Margaret Renkl, a contributing editor, lives in Tennessee.

Going The Distance

It's not always easy to get kids together with their kin, but even if there's an entire continent between you and the rest of the family, there are plenty of simple ways to make sure everyone stays connected:

Become a historian. Tell lots of stories about your childhood that feature your parents and siblings. Make a point of saying, "When I was a little girl, your grandma made me this very kind of birthday cake every year." And don't just reminisce about the past. A quick comment like "It's so warm outside today, I'll bet your cousins are down at the creek right this very minute" or "I wonder if the mother robin in Aunt Katherine's backyard came back this year?" will keep your children aware of extended family.

A side benefit of such talk: It'll help your kids feel less shy when they're actually with their relatives.

Encourage give-and-take. Kids love to get mail, so urge far-off relations to send postcards, letters, and small treats. Then help the young recipient keep up the correspondence: For instance, have your child dictate a letter that ends, "Please write back!" or asks a question like "What color are the leaves at your house?"

Relatives also love to look out for inexpensive items kids like to collect  -- rocks, stamps, baseball cards, colored buttons, state quarters  -- but they need your help in keeping track of current interests. I once remarked to my mother that my 2-year-old was going through a box of Band-Aids a week (often for imaginary wounds). Three days later, an envelope arrived for him full of the Scooby-Doo version I wasn't willing to buy because they were so much more expensive than the plain ones.

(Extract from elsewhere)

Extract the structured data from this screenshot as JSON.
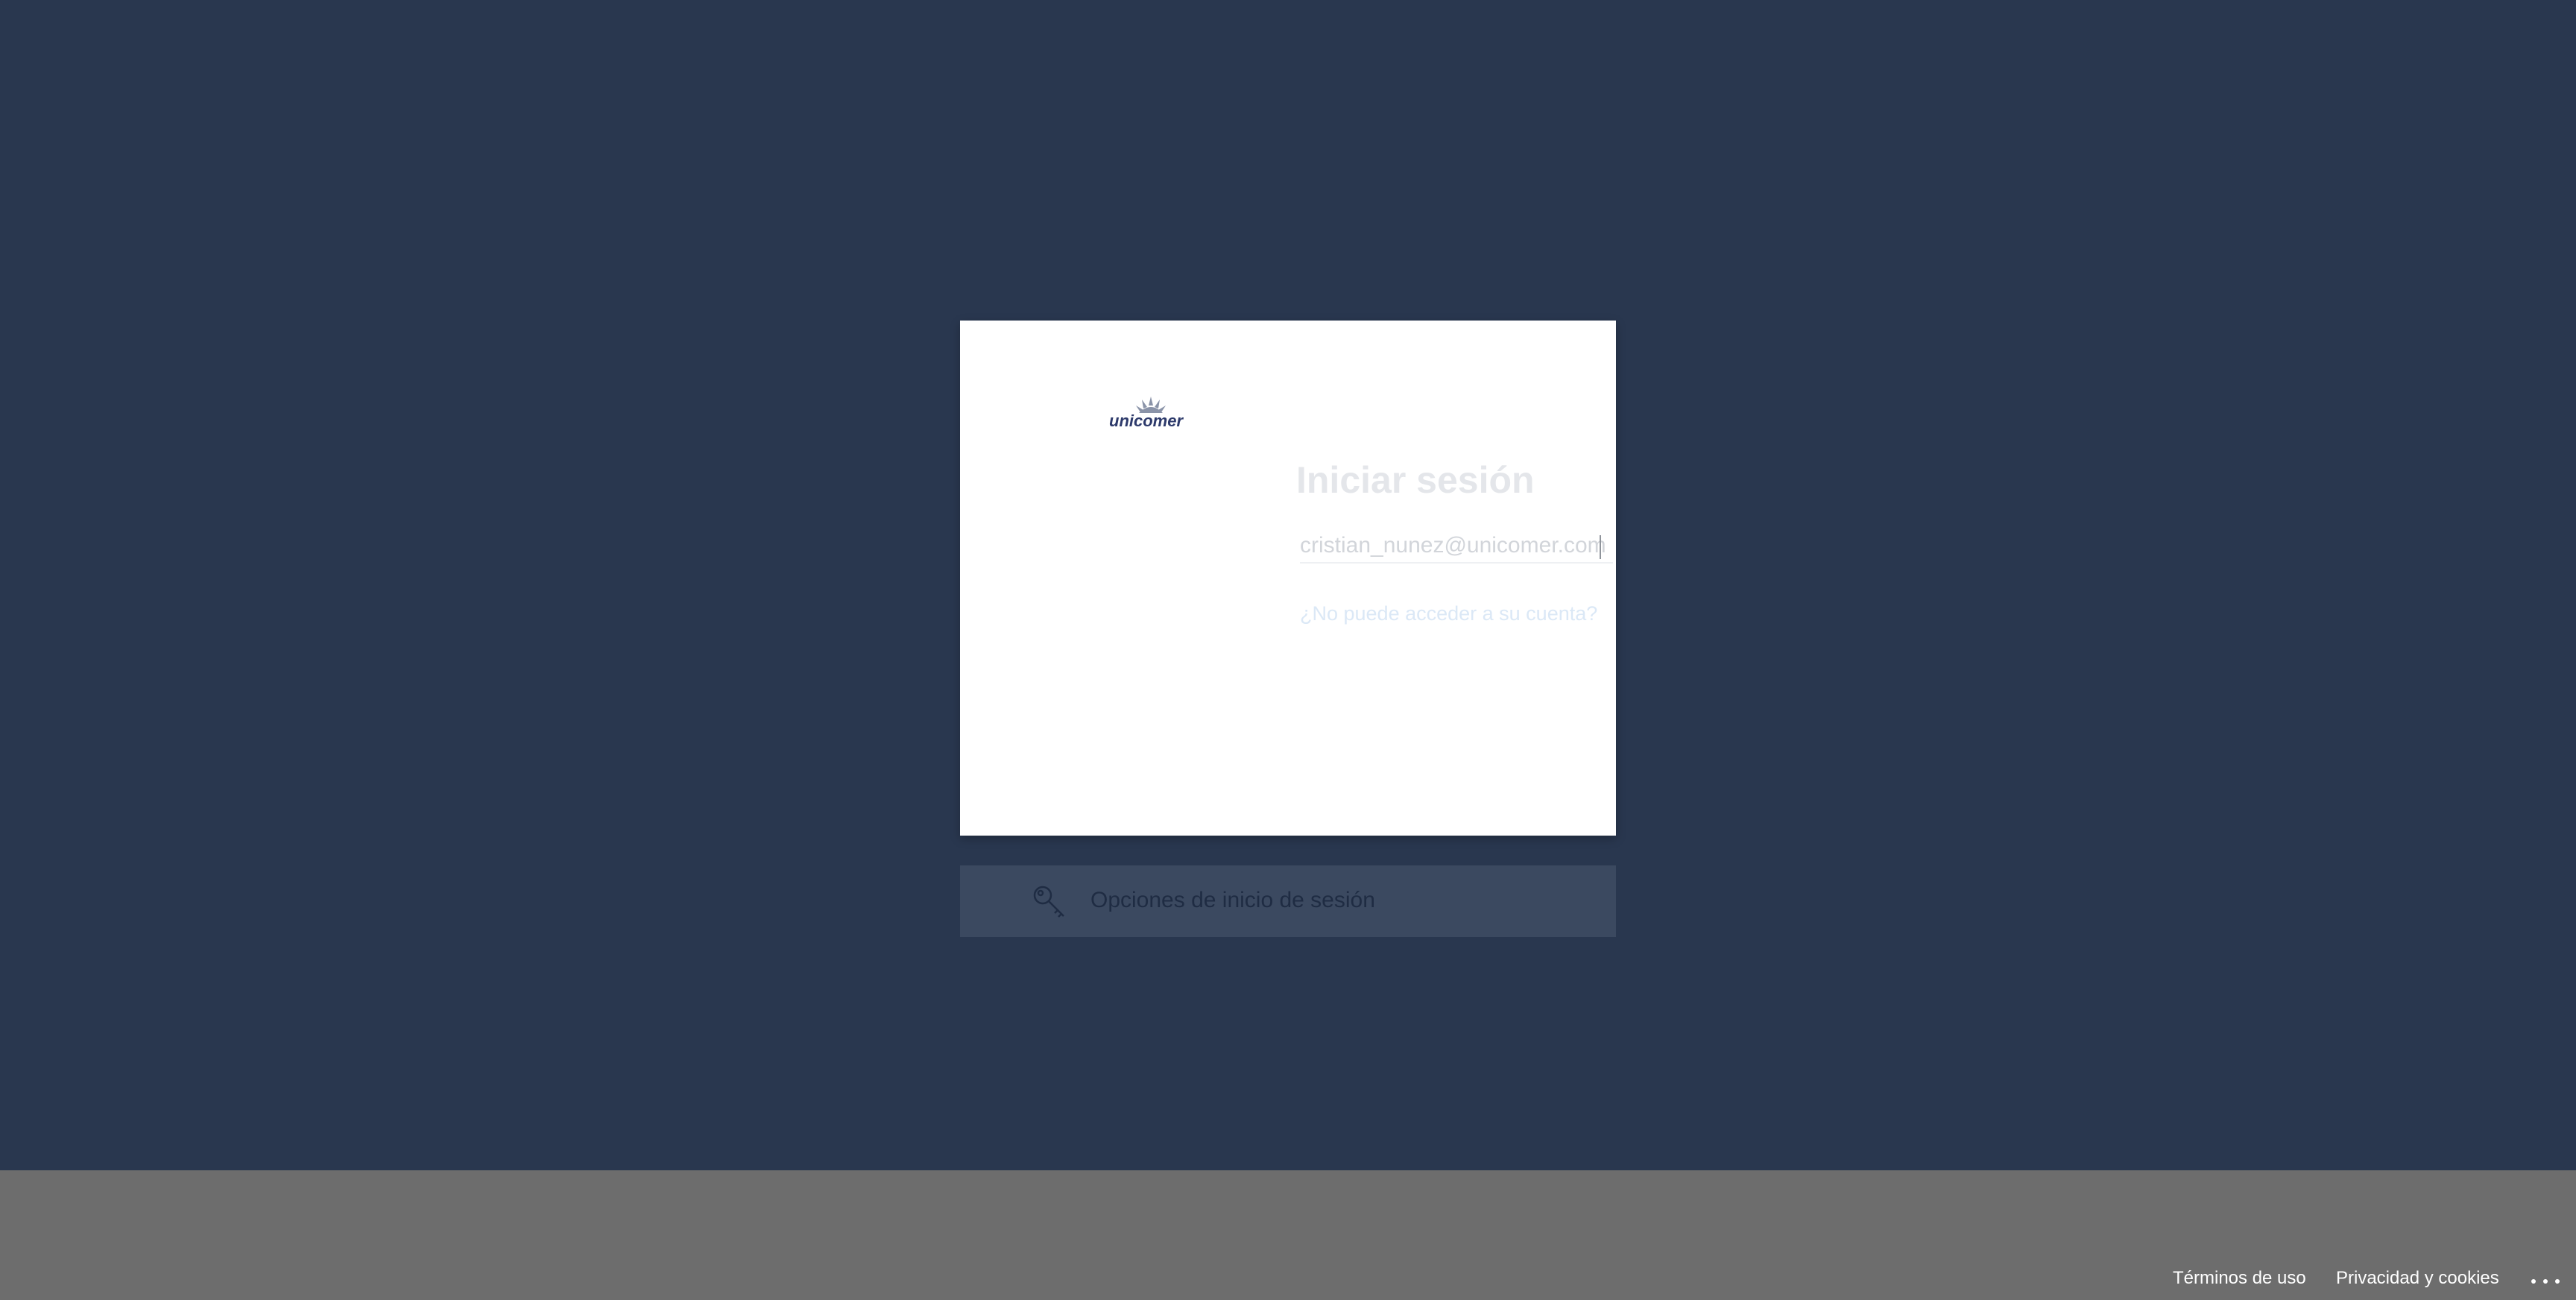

Go high-tech. Thanks to e-mail, scanners, and digital cameras, it takes only a little effort to send instant-photo updates to the clan. Five minutes after we get back from Sam's baseball game, his cousins get an e-mailed peek at his first pitch  -- plus a shot of Joe throwing a fit because I won't take him to the concession stand to buy a Ring Pop. The best part: It's reciprocal. As I was writing this paragraph, an e-mail came in with a picture of my niece Katherine wearing a crown as queen of her Spanish class this quarter.

Christine and Gary, parents of three in Morrison, Colorado, go our family one better: Between them they have eight siblings, all with families of their own. After a large get-together, they post their digital photos on a photo-finishing website like Ofoto or Shutterfly, which allows customers to set up an archive of pictures and send e-mail alerts to people who might want to see them. Relatives who don't have a high-quality printer can order prints from the website for less than the cost of traditional reprints and postage.

And don't limit your visual correspondence to photographs: When Henry brings home an especially wonderful piece of artwork from kindergarten, I can scan it and send it straight off to his grandparents, who always call to tell him how beautiful they think it is.

Read, write, and review together. Set up a family book or video club, in which all the close-in-age cousins read the same selection or watch the same movie each month, then call one another afterward to talk about it. Or start a progressive story: Have your child write (or dictate) the "Once upon a time" beginning and then illustrate it. Send the emerging masterpiece off to a grandparent or cousin and have her do the next installment, then pass it to another family member and so on.

You may not wind up with a best-seller, but you'll certainly create something much more important: proof, in loving words and crayoned pictures, of the essential connection between your kids and their kin that will last for many years to come.